Essential Supplies for DIY Infrared Filter
We only need certain easily obtainable things for our diy infrared filter. An unexposed, developed slide film will be needed to act as the filter. And we will require a small piece of black chart paper to make an attachment that would fit the digital camera lens. A pair of scissors to cut and shape the chart paper and a roll of black insulation tape is all we need to make our very own infrared filter.
|accessories for infrared photography|
Making the DIY Infrared Filter and Holder
Make a cylinder by rolling the chart paper, the size of the cylinder is critical, it should be neither tight nor loose. If it is tight, you might end up damaging your camera’s auto focus drive and if it is loose it will fall off or it will let light leaks happen. Once you have rolled the paper, make tiny slits on the front end and fold them in to make a holder for the filter.
|exposed and developed slide film to make infrared filter|
Cut out the unexposed, developed slide film (which is black, usually found on the end of slides) so as to fit the cylinder we just made using chart paper. It should fit snugly into the tube, so that it doesn’t come off easily. You might want to make a couple more of these as you will need to stack more than one filter to get the desired effect. Now that you have your infra red filter ready it’s time to give it a try.
|diy infrared filter|
Shooting Infra red Photographs
The best time to shoot infra red is when sun is at its peak. As we have already mentioned that the infra red filter we made will effectively cut off most of the visible light from entering the camera. So we are actually aiming to capture the infra red rays emitted by the living things which include plants and animals; which will result in very bright clouds and also the foliage appearing white.
|point and shoot infrared|
- Even in bright sunlight we will require extremely long exposure times so using a tripod or any other stable place to hold your camera steadily is important.
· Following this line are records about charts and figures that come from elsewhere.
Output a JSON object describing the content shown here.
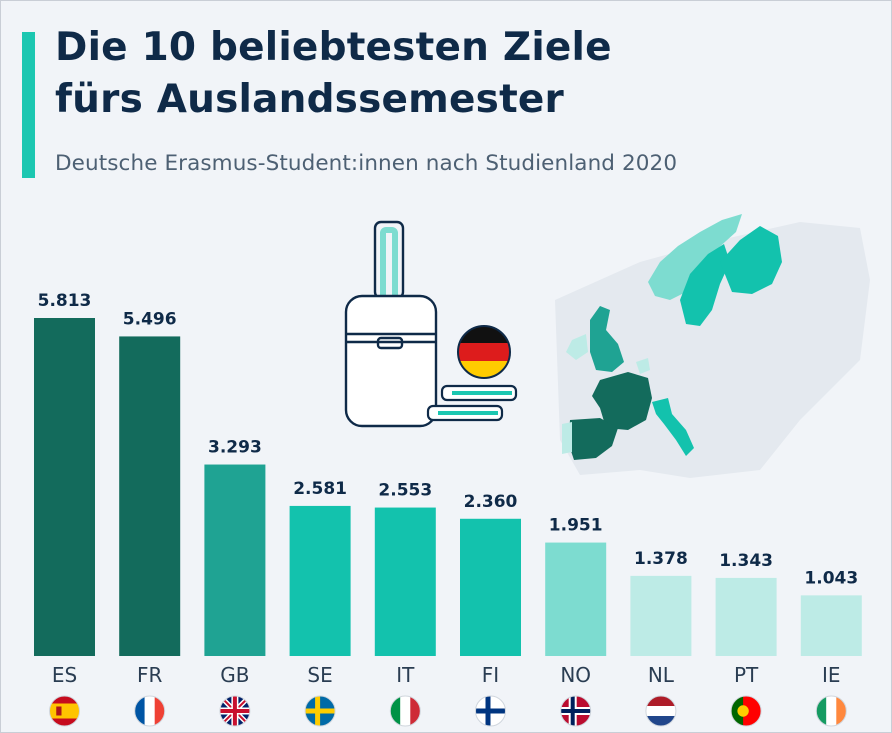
{
  "header": {
    "title_line1": "Die 10 beliebtesten Ziele",
    "title_line2": "fürs Auslandssemester",
    "subtitle": "Deutsche Erasmus-Student:innen nach Studienland 2020"
  },
  "colors": {
    "accent": "#1cc7b1",
    "dark": "#136b5c",
    "medium": "#1fa393",
    "bright": "#13c2ad",
    "light": "#7ddcd0",
    "pale": "#bdebe6",
    "title": "#0f2a48",
    "background": "#f1f4f8"
  },
  "illustration": {
    "luggage_icon": "suitcase-icon",
    "books_icon": "books-icon",
    "flag_icon": "germany-flag-icon",
    "map_icon": "europe-map"
  },
  "chart_data": {
    "type": "bar",
    "title": "Die 10 beliebtesten Ziele fürs Auslandssemester",
    "subtitle": "Deutsche Erasmus-Student:innen nach Studienland 2020",
    "categories": [
      "ES",
      "FR",
      "GB",
      "SE",
      "IT",
      "FI",
      "NO",
      "NL",
      "PT",
      "IE"
    ],
    "values": [
      5813,
      5496,
      3293,
      2581,
      2553,
      2360,
      1951,
      1378,
      1343,
      1043
    ],
    "value_labels": [
      "5.813",
      "5.496",
      "3.293",
      "2.581",
      "2.553",
      "2.360",
      "1.951",
      "1.378",
      "1.343",
      "1.043"
    ],
    "bar_colors": [
      "#136b5c",
      "#136b5c",
      "#1fa393",
      "#13c2ad",
      "#13c2ad",
      "#13c2ad",
      "#7ddcd0",
      "#bdebe6",
      "#bdebe6",
      "#bdebe6"
    ],
    "flags": [
      "flag-es-icon",
      "flag-fr-icon",
      "flag-gb-icon",
      "flag-se-icon",
      "flag-it-icon",
      "flag-fi-icon",
      "flag-no-icon",
      "flag-nl-icon",
      "flag-pt-icon",
      "flag-ie-icon"
    ],
    "ylim": [
      0,
      5813
    ],
    "xlabel": "",
    "ylabel": "",
    "grid": false,
    "legend": "none"
  }
}
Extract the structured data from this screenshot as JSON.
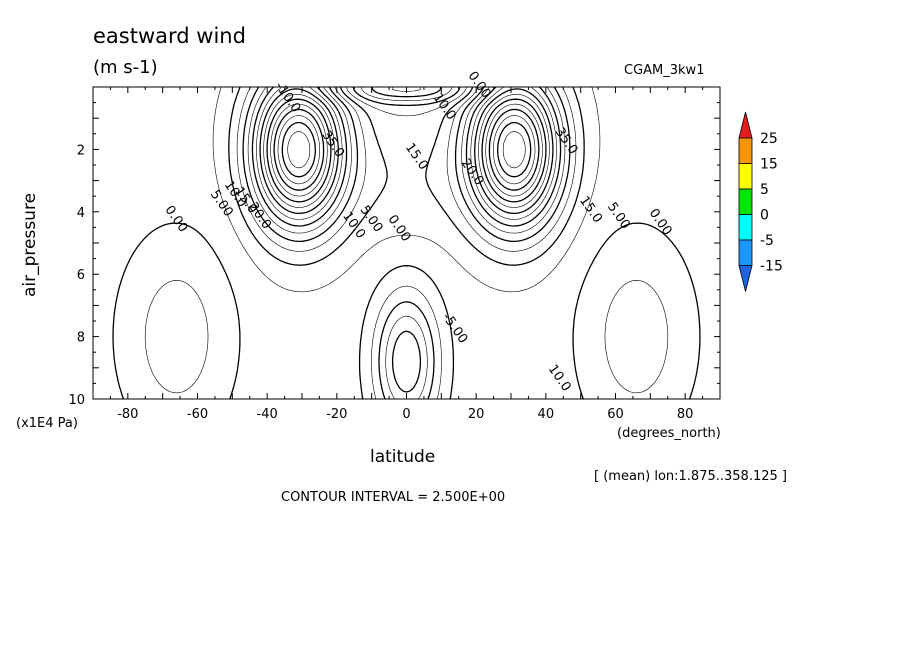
{
  "chart_data": {
    "type": "heatmap",
    "title": "eastward wind",
    "units": "(m s-1)",
    "run_label": "CGAM_3kw1",
    "xlabel": "latitude",
    "x_units": "(degrees_north)",
    "ylabel": "air_pressure",
    "y_units": "(x1E4 Pa)",
    "xlim": [
      -90,
      90
    ],
    "ylim": [
      10,
      0
    ],
    "x_ticks": [
      "-80",
      "-60",
      "-40",
      "-20",
      "0",
      "20",
      "40",
      "60",
      "80"
    ],
    "x_tick_values": [
      -80,
      -60,
      -40,
      -20,
      0,
      20,
      40,
      60,
      80
    ],
    "y_ticks": [
      "2",
      "4",
      "6",
      "8",
      "10"
    ],
    "y_tick_values": [
      2,
      4,
      6,
      8,
      10
    ],
    "footnote": "[ (mean) lon:1.875..358.125 ]",
    "contour_interval_text": "CONTOUR INTERVAL = 2.500E+00",
    "contour_interval": 2.5,
    "colorbar": {
      "labels": [
        "25",
        "15",
        "5",
        "0",
        "-5",
        "-15"
      ],
      "colors": [
        "#e61e1e",
        "#f5960a",
        "#ffff00",
        "#00e600",
        "#00ffff",
        "#1e96ff",
        "#1e64e6"
      ]
    },
    "contour_labels": [
      {
        "text": "0.00",
        "lat": -67,
        "p": 4.3
      },
      {
        "text": "5.00",
        "lat": -54,
        "p": 3.8
      },
      {
        "text": "10.0",
        "lat": -50,
        "p": 3.5
      },
      {
        "text": "15.0",
        "lat": -47,
        "p": 3.7
      },
      {
        "text": "20.0",
        "lat": -43,
        "p": 4.2
      },
      {
        "text": "35.0",
        "lat": -22,
        "p": 1.9
      },
      {
        "text": "15.0",
        "lat": 2,
        "p": 2.3
      },
      {
        "text": "10.0",
        "lat": -16,
        "p": 4.5
      },
      {
        "text": "5.00",
        "lat": -11,
        "p": 4.3
      },
      {
        "text": "0.00",
        "lat": -3,
        "p": 4.6
      },
      {
        "text": "-5.00",
        "lat": 13,
        "p": 7.8
      },
      {
        "text": "20.0",
        "lat": 18,
        "p": 2.8
      },
      {
        "text": "35.0",
        "lat": 45,
        "p": 1.8
      },
      {
        "text": "15.0",
        "lat": 52,
        "p": 4.0
      },
      {
        "text": "5.00",
        "lat": 60,
        "p": 4.2
      },
      {
        "text": "0.00",
        "lat": 72,
        "p": 4.4
      },
      {
        "text": "10.0",
        "lat": 43,
        "p": 9.4
      },
      {
        "text": "0.00",
        "lat": 20,
        "p": 0.0
      },
      {
        "text": "10.0",
        "lat": 10,
        "p": 0.7
      },
      {
        "text": "-10.0",
        "lat": -35,
        "p": 0.4
      }
    ]
  }
}
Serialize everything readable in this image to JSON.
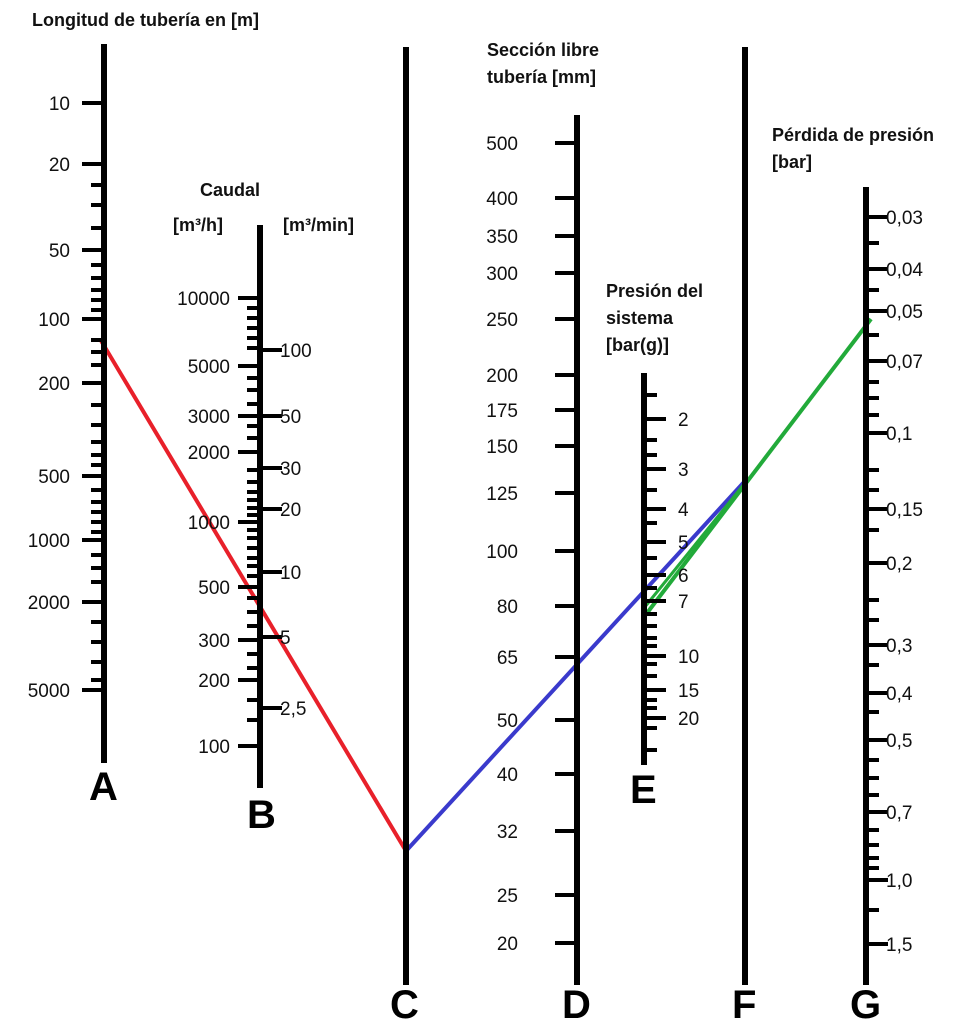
{
  "headings": {
    "A": [
      "Longitud de tubería en [m]"
    ],
    "B": [
      "Caudal"
    ],
    "B_left_unit": [
      "[m³/h]"
    ],
    "B_right_unit": [
      "[m³/min]"
    ],
    "D": [
      "Sección libre",
      "tubería  [mm]"
    ],
    "E": [
      "Presión del",
      "sistema",
      "[bar(g)]"
    ],
    "G": [
      "Pérdida de presión",
      "[bar]"
    ]
  },
  "axis_letters": {
    "A": "A",
    "B": "B",
    "C": "C",
    "D": "D",
    "E": "E",
    "F": "F",
    "G": "G"
  },
  "scales": {
    "A": {
      "labels": [
        "10",
        "20",
        "50",
        "100",
        "200",
        "500",
        "1000",
        "2000",
        "5000"
      ]
    },
    "B_left": {
      "labels": [
        "10000",
        "5000",
        "3000",
        "2000",
        "1000",
        "500",
        "300",
        "200",
        "100"
      ]
    },
    "B_right": {
      "labels": [
        "100",
        "50",
        "30",
        "20",
        "10",
        "5",
        "2,5"
      ]
    },
    "D": {
      "labels": [
        "500",
        "400",
        "350",
        "300",
        "250",
        "200",
        "175",
        "150",
        "125",
        "100",
        "80",
        "65",
        "50",
        "40",
        "32",
        "25",
        "20"
      ]
    },
    "E": {
      "labels": [
        "2",
        "3",
        "4",
        "5",
        "6",
        "7",
        "10",
        "15",
        "20"
      ]
    },
    "G": {
      "labels": [
        "0,03",
        "0,04",
        "0,05",
        "0,07",
        "0,1",
        "0,15",
        "0,2",
        "0,3",
        "0,4",
        "0,5",
        "0,7",
        "1,0",
        "1,5"
      ]
    }
  },
  "example_lines": [
    {
      "name": "red",
      "color": "#e8202a"
    },
    {
      "name": "blue",
      "color": "#3a3acc"
    },
    {
      "name": "green",
      "color": "#22aa3a"
    }
  ]
}
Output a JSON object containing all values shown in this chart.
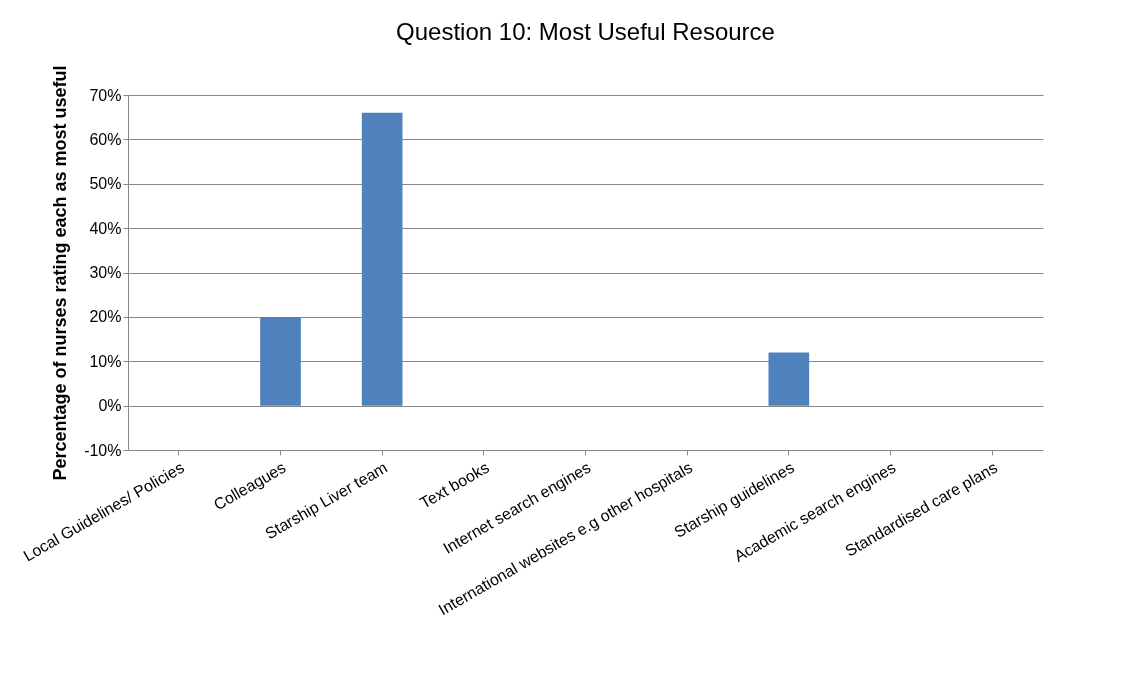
{
  "chart_data": {
    "type": "bar",
    "title": "Question 10: Most Useful Resource",
    "ylabel": "Percentage of nurses rating each as most useful",
    "categories": [
      "Local Guidelines/ Policies",
      "Colleagues",
      "Starship Liver team",
      "Text books",
      "Internet search engines",
      "International websites e.g other hospitals",
      "Starship guidelines",
      "Academic search engines",
      "Standardised care plans"
    ],
    "values": [
      0,
      20,
      66,
      0,
      0,
      0,
      12,
      0,
      0
    ],
    "color": "#4f81bd",
    "ylim": [
      -10,
      70
    ],
    "yticks": [
      {
        "value": -10,
        "label": "-10%"
      },
      {
        "value": 0,
        "label": "0%"
      },
      {
        "value": 10,
        "label": "10%"
      },
      {
        "value": 20,
        "label": "20%"
      },
      {
        "value": 30,
        "label": "30%"
      },
      {
        "value": 40,
        "label": "40%"
      },
      {
        "value": 50,
        "label": "50%"
      },
      {
        "value": 60,
        "label": "60%"
      },
      {
        "value": 70,
        "label": "70%"
      }
    ],
    "grid": "y"
  }
}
- Disable auto ISO selection and Set ISO to ISO 100
- Set your camera's white balance to any mode other than Auto White Balance.
- Set the camera’s shooting mode to Black and White
- Use your camera’s timer to prevent shake when pressing the shutter.
Certain Features I Wish My Camera Had
There are certain features which will be immensely helpful; but some cameras have it and some don’t, for example Manual Focus and Manual Exposure Control, Custom White Balance, and RAW Shooting. The point and shoot camera I had with me unfortunately did not have these features. And I found it very limiting as no matter which mode I select, the camera will always select the widest aperture (f/2.8 in my case). I would have preferred to use a narrow aperture of f/11 or f/16 which will enable me to shoot using longer shutter speeds and also increase the depth of field in the shots. I ended up shooting at f/2.8 but managed to extend shutter speeds a bit more by adding another layer of filter material to my set up.
Second problem was that of manual focus I tried the method of half click, obtain focus, place the filter and then press down fully to take the shot. But this strategy didn’t work as the camera locked the exposure down at half press and used those settings even with the filter so I got a complete black frame. And when I attached the filter to the lens and then released the shutter using the timer I could see the camera clearly struggling with focus and I had no clue where it has locked.
The picture given at the top of this article is of the light house located near my house in Alappuzha, shot with a Sony Cybershot DSC-S780.
Exif Data: 1 second, f/2.8 @ ISO 100.